Lets now understand how do the OrchesetrationEventStream(OES) API works. OES API’s are asynchronous. This means that API stores tracking data first in the BizTalk MessageBox database. Periodically the data is processed and persisted to the BAMPrimaryImport database by the Tracking Data Decode Service (TDDS).  There are four tables inside the MessageBox database which stores BAM Tracking data before it gets moved to BAMPrimaryImportDB i.e trackingdata_0_0, trackingdata_0_1, trackingdata_0_2, trackingdata_0_3 (note: the other four tables trackingdata_1_x store the tracking data for BiztalkDTADB). For a particular Orchestration instance, OES uses the Orchestration ID as the StreamID and all the events are written to the same table by the OES and TDDS can guarantee that the events are processed in the same order. https://msdn.microsoft.com/en-us/library/microsoft.biztalk.bam.eventobservation.bufferedeventstream.streamid.aspx

But since we have two different Orchestrations here, it would mean that all the BAM tracking data could go to different Tracking tables inside MsgBox and then we cannot guarantee that it would be processed in sequence. But since we are using Continuations, BAM guarantee that the end result after all the events gets processed (no matter what the sequence is), we should see correct result in the BAM Completed table. That’s the magic with BAM.

Now we queried on the four trackingdata tables inside MsgBox DB and found that the table trackingdata_0_0 has more than 50000 rows which keeps moving in the upward fashion and never decreased.
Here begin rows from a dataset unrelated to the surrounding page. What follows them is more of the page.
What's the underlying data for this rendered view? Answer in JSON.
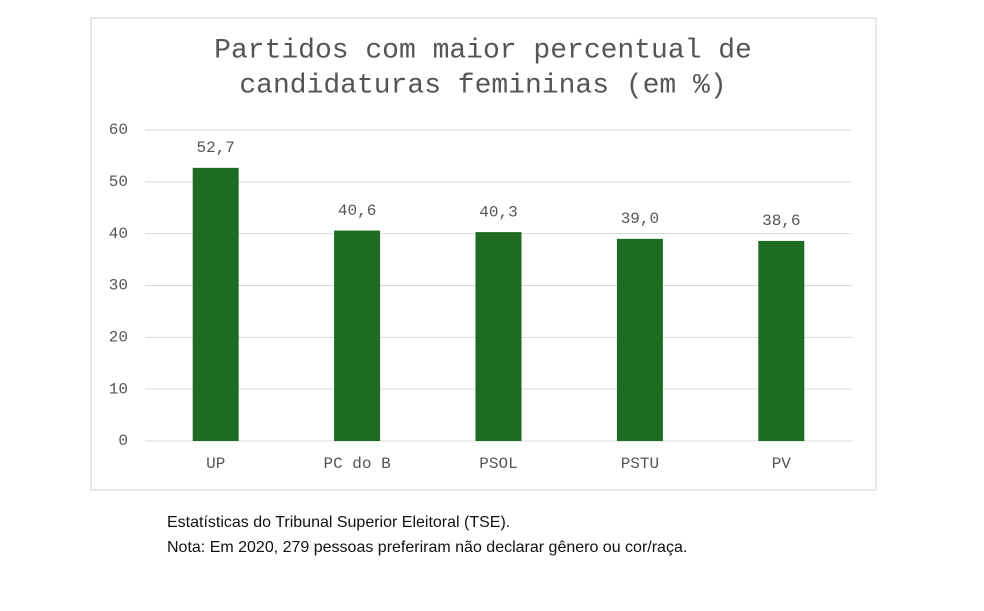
{
  "chart_data": {
    "type": "bar",
    "title_lines": [
      "Partidos com maior percentual de",
      "candidaturas femininas (em %)"
    ],
    "categories": [
      "UP",
      "PC do B",
      "PSOL",
      "PSTU",
      "PV"
    ],
    "values": [
      52.7,
      40.6,
      40.3,
      39.0,
      38.6
    ],
    "value_labels": [
      "52,7",
      "40,6",
      "40,3",
      "39,0",
      "38,6"
    ],
    "color": "#1e6b24",
    "ylim": [
      0,
      60
    ],
    "yticks": [
      0,
      10,
      20,
      30,
      40,
      50,
      60
    ],
    "grid": true,
    "footnotes": [
      "Estatísticas do Tribunal Superior Eleitoral (TSE).",
      "Nota: Em 2020, 279 pessoas preferiram não declarar gênero ou cor/raça."
    ]
  }
}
It seems that somehow BAM data stored at this table is stuck there and TDDS is not able to move it to BAMPrimaryImport DB. It now clearly makes sense why we sometimes see BAM events from Orch2 inside BAMPrimaryImport DB and not from Orch1 as the events from Orch2 might have been stored at table other than trackingdata_0_0 and got successfully processed by TDDS. It also explains the intermittent nature of problem as other times the BAM events from Orch1 and Orch2 got written to table other than trackingdata_0_0. Also, sometimes both the events from Orch1 and Orch2 could get written to trackingdata_0_0 table and we would see no BAM data getting tracking in BAMPrimaryImport.

Later, on more digging, the issue was found external to Biztalk. The issue was all related to network and firewall between the Biztalk and SQL servers. After those issues were fixed, all data from trackingtable_0_0 table moved to the BAMPrimaryImportDB correctly.